# Toronto Math Forum

## APM346-2012 => APM346 Math => Misc Math => Topic started by: Thomas Nutz on October 05, 2012, 03:57:42 PM

Title: proof of proposition 2a) in 9th lecture notes
Post by: Thomas Nutz on October 05, 2012, 03:57:42 PM
we are given
$$U(x,t)=\int_{-\infty}^xu(x,t)dx$$
and are to prove that $U$ satisfies $U_t=kU_{xx}$.

The proof given is "one can see easily that as $x\rightarrow -\infty$ and that therefore $U$ and all its derivatives have to be zero". But the integral over any function with the upper bound approaching the lower bound goes to zero!

For instance I take the function $f(x)=x^5$, which obviously does not satisfy the heat equation for $x\neq 0$. Then isn't
$$lim_{x\rightarrow -\infty}\int_{-\infty}^{x}x^5dx=0$$, and according to this "proof" $\int_{-\infty}^{x}x^5dx$ would satisfy the heat equation?

This does not make sense to me...

Thanks!
Title: Re: proof of proposition 2a) in 9th lecture notes
Post by: Victor Ivrii on October 05, 2012, 04:46:44 PM
we are given
$$U(x,t)=\int_{-\infty}^xu(x,t)dx$$
and are to prove that $U$ satisfies $U_t=kU_{xx}$.
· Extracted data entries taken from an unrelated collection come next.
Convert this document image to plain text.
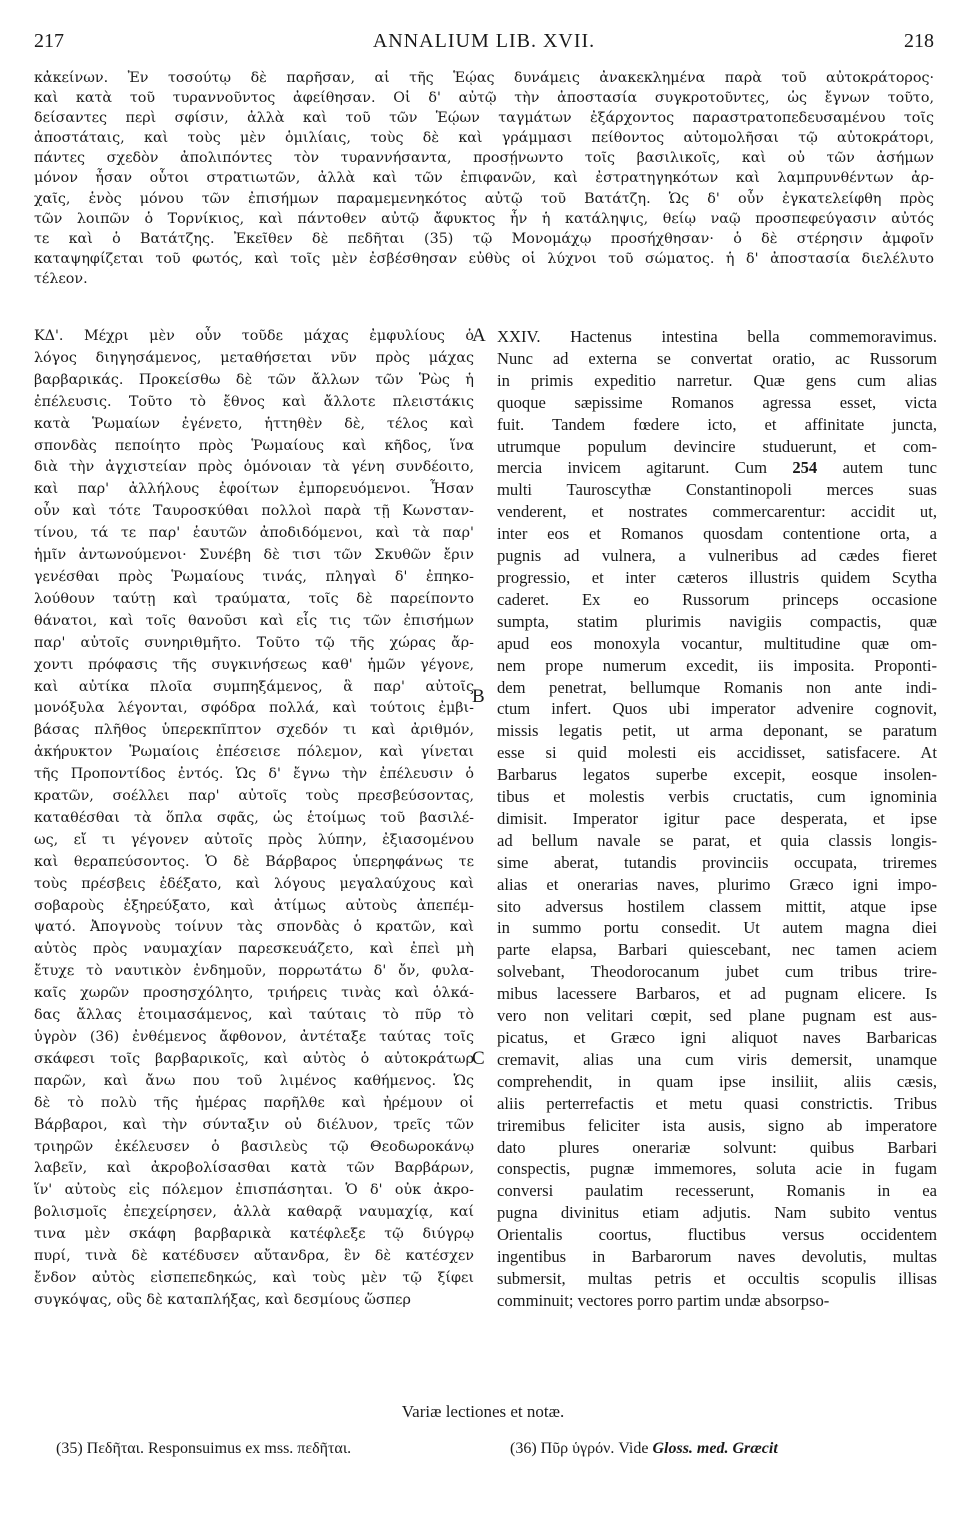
217	ANNALIUM LIB. XVII.	218
κἀκείνων. Ἐν τοσούτῳ δὲ παρῆσαν, αἱ τῆς Ἑῴας δυνάμεις ἀνακεκλημένα παρὰ τοῦ αὐτοκράτορος·
καὶ κατὰ τοῦ τυραννοῦντος ἀφείθησαν. Οἱ δ' αὐτῷ τὴν ἀποστασία συγκροτοῦντες, ὡς ἔγνων τοῦτο,
δείσαντες περὶ σφίσιν, ἀλλὰ καὶ τοῦ τῶν Ἑῴων ταγμάτων ἐξάρχοντος παραστρατοπεδευσαμένου τοῖς
ἀποστάταις, καὶ τοὺς μὲν ὁμιλίαις, τοὺς δὲ καὶ γράμμασι πείθοντος αὐτομολῆσαι τῷ αὐτοκράτορι,
πάντες σχεδὸν ἀπολιπόντες τὸν τυραννήσαντα, προσῄνωντο τοῖς βασιλικοῖς, καὶ οὐ τῶν ἀσήμων
μόνον ἦσαν οὗτοι στρατιωτῶν, ἀλλὰ καὶ τῶν ἐπιφανῶν, καὶ ἐστρατηγηκότων καὶ λαμπρυνθέντων ἀρ-
χαῖς, ἑνὸς μόνου τῶν ἐπισήμων παραμεμενηκότος αὐτῷ τοῦ Βατάτζη. Ὡς δ' οὖν ἐγκατελείφθη πρὸς
τῶν λοιπῶν ὁ Τορνίκιος, καὶ πάντοθεν αὐτῷ ἄφυκτος ἦν ἡ κατάληψις, θείῳ ναῷ προσπεφεύγασιν αὐτός
τε καὶ ὁ Βατάτζης. Ἐκεῖθεν δὲ πεδῆται (35) τῷ Μονομάχῳ προσήχθησαν· ὁ δὲ στέρησιν ἀμφοῖν
καταψηφίζεται τοῦ φωτός, καὶ τοῖς μὲν ἐσβέσθησαν εὐθὺς οἱ λύχνοι τοῦ σώματος. ἡ δ' ἀποστασία διελέλυτο
τέλεον.
ΚΔ'. Μέχρι μὲν οὖν τοῦδε μάχας ἐμφυλίους ὁ
λόγος διηγησάμενος, μεταθήσεται νῦν πρὸς μάχας
βαρβαρικάς. Προκείσθω δὲ τῶν ἄλλων τῶν Ῥὼς ἡ
ἐπέλευσις. Τοῦτο τὸ ἔθνος καὶ ἄλλοτε πλειστάκις
κατὰ Ῥωμαίων ἐγένετο, ἡττηθὲν δὲ, τέλος καὶ
σπονδὰς πεποίητο πρὸς Ῥωμαίους καὶ κῆδος, ἵνα
διὰ τὴν ἀγχιστείαν πρὸς ὁμόνοιαν τὰ γένη συνδέοιτο,
καὶ παρ' ἀλλήλους ἐφοίτων ἐμπορευόμενοι. Ἦσαν
οὖν καὶ τότε Ταυροσκύθαι πολλοὶ παρὰ τῇ Κωνσταν-
τίνου, τά τε παρ' ἑαυτῶν ἀποδιδόμενοι, καὶ τὰ παρ'
ἡμῖν ἀντωνούμενοι· Συνέβη δὲ τισι τῶν Σκυθῶν ἔριν
γενέσθαι πρὸς Ῥωμαίους τινάς, πληγαὶ δ' ἐπηκο-
λούθουν ταύτῃ καὶ τραύματα, τοῖς δὲ παρείποντο
θάνατοι, καὶ τοῖς θανοῦσι καὶ εἷς τις τῶν ἐπισήμων
παρ' αὐτοῖς συνηριθμῆτο. Τοῦτο τῷ τῆς χώρας ἄρ-
χοντι πρόφασις τῆς συγκινήσεως καθ' ἡμῶν γέγονε,
καὶ αὐτίκα πλοῖα συμπηξάμενος, ἃ παρ' αὐτοῖς
μονόξυλα λέγονται, σφόδρα πολλά, καὶ τούτοις ἐμβι-
βάσας πλῆθος ὑπερεκπῖπτον σχεδόν τι καὶ ἀριθμόν,
ἀκήρυκτον Ῥωμαίοις ἐπέσεισε πόλεμον, καὶ γίνεται
τῆς Προποντίδος ἐντός. Ὡς δ' ἔγνω τὴν ἐπέλευσιν ὁ
κρατῶν, σοέλλει παρ' αὐτοῖς τοὺς πρεσβεύσοντας,
καταθέσθαι τὰ ὅπλα σφᾶς, ὡς ἑτοίμως τοῦ βασιλέ-
ως, εἴ τι γέγονεν αὐτοῖς πρὸς λύπην, ἐξιασομένου
καὶ θεραπεύσοντος. Ὁ δὲ Βάρβαρος ὑπερηφάνως τε
τοὺς πρέσβεις ἐδέξατο, καὶ λόγους μεγαλαύχους καὶ
σοβαροὺς ἐξηρεύξατο, καὶ ἀτίμως αὐτοὺς ἀπεπέμ-
ψατό. Ἀπογνοὺς τοίνυν τὰς σπονδὰς ὁ κρατῶν, καὶ
αὐτὸς πρὸς ναυμαχίαν παρεσκευάζετο, καὶ ἐπεὶ μὴ
ἔτυχε τὸ ναυτικὸν ἐνδημοῦν, πορρωτάτω δ' ὄν, φυλα-
καῖς χωρῶν προσησχόλητο, τριήρεις τινὰς καὶ ὁλκά-
δας ἄλλας ἑτοιμασάμενος, καὶ ταύταις τὸ πῦρ τὸ
ὑγρὸν (36) ἐνθέμενος ἄφθονον, ἀντέταξε ταύτας τοῖς
σκάφεσι τοῖς βαρβαρικοῖς, καὶ αὐτὸς ὁ αὐτοκράτωρ
παρῶν, καὶ ἄνω που τοῦ λιμένος καθήμενος. Ὡς
δὲ τὸ πολὺ τῆς ἡμέρας παρῆλθε καὶ ἠρέμουν οἱ
Βάρβαροι, καὶ τὴν σύνταξιν οὐ διέλυον, τρεῖς τῶν
τριηρῶν ἐκέλευσεν ὁ βασιλεὺς τῷ Θεοδωροκάνῳ
λαβεῖν, καὶ ἀκροβολίσασθαι κατὰ τῶν Βαρβάρων,
ἵν' αὐτοὺς εἰς πόλεμον ἐπισπάσηται. Ὁ δ' οὐκ ἀκρο-
βολισμοῖς ἐπεχείρησεν, ἀλλὰ καθαρᾷ ναυμαχίᾳ, καί
τινα μὲν σκάφη βαρβαρικὰ κατέφλεξε τῷ διύγρῳ
πυρί, τινὰ δὲ κατέδυσεν αὔτανδρα, ἓν δὲ κατέσχεν
ἔνδον αὐτὸς εἰσπεπεδηκώς, καὶ τοὺς μὲν τῷ ξίφει
συγκόψας, οὓς δὲ καταπλήξας, καὶ δεσμίους ὥσπερ
A
B
C
XXIV. Hactenus intestina bella commemoravimus.
Nunc ad externa se convertat oratio, ac Russorum
in primis expeditio narretur. Quæ gens cum alias
quoque sæpissime Romanos agressa esset, victa
fuit. Tandem fœdere icto, et affinitate juncta,
utrumque populum devincire studuerunt, et com-
mercia invicem agitarunt. Cum 254 autem tunc
multi Tauroscythæ Constantinopoli merces suas
venderent, et nostrates commercarentur: accidit ut,
inter eos et Romanos quosdam contentione orta, a
pugnis ad vulnera, a vulneribus ad cædes fieret
progressio, et inter cæteros illustris quidem Scytha
caderet. Ex eo Russorum princeps occasione
sumpta, statim plurimis navigiis compactis, quæ
apud eos monoxyla vocantur, multitudine quæ om-
nem prope numerum excedit, iis imposita. Proponti-
dem penetrat, bellumque Romanis non ante indi-
ctum infert. Quos ubi imperator advenire cognovit,
missis legatis petit, ut arma deponant, se paratum
esse si quid molesti eis accidisset, satisfacere. At
Barbarus legatos superbe excepit, eosque insolen-
tibus et molestis verbis cructatis, cum ignominia
dimisit. Imperator igitur pace desperata, et ipse
ad bellum navale se parat, et quia classis longis-
sime aberat, tutandis provinciis occupata, triremes
alias et onerarias naves, plurimo Græco igni impo-
sito adversus hostilem classem mittit, atque ipse
in summo portu consedit. Ut autem magna diei
parte elapsa, Barbari quiescebant, nec tamen aciem
solvebant, Theodorocanum jubet cum tribus trire-
mibus lacessere Barbaros, et ad pugnam elicere. Is
vero non velitari cœpit, sed plane pugnam est aus-
picatus, et Græco igni aliquot naves Barbaricas
cremavit, alias una cum viris demersit, unamque
comprehendit, in quam ipse insiliit, aliis cæsis,
aliis perterrefactis et metu quasi constrictis. Tribus
triremibus feliciter ista ausis, signo ab imperatore
dato plures onerariæ solvunt: quibus Barbari
conspectis, pugnæ immemores, soluta acie in fugam
conversi paulatim recesserunt, Romanis in ea
pugna divinitus etiam adjutis. Nam subito ventus
Orientalis coortus, fluctibus versus occidentem
ingentibus in Barbarorum naves devolutis, multas
submersit, multas petris et occultis scopulis illisas
comminuit; vectores porro partim undæ absorpso-
Variæ lectiones et notæ.
(35) Πεδῆται. Responsuimus ex mss. πεδῆται.	(36) Πῦρ ὑγρόν. Vide Gloss. med. Græcit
The proof given is "one can see easily that as $x\rightarrow -\infty$ and that therefore $U$ and all its derivatives have to be zero". But the integral over any function with the upper bound approaching the lower bound goes to zero!

Thanks!

First, a correct citation:
"as $x\to -\infty$ $U$ is fast decaying with all its derivatives".

So, this is true for $R= U_u-kU_{xx}$, right? But we know that $R$ does not depend on $x$ (fact, your 'counterexample' misses) and  therefore $R=0$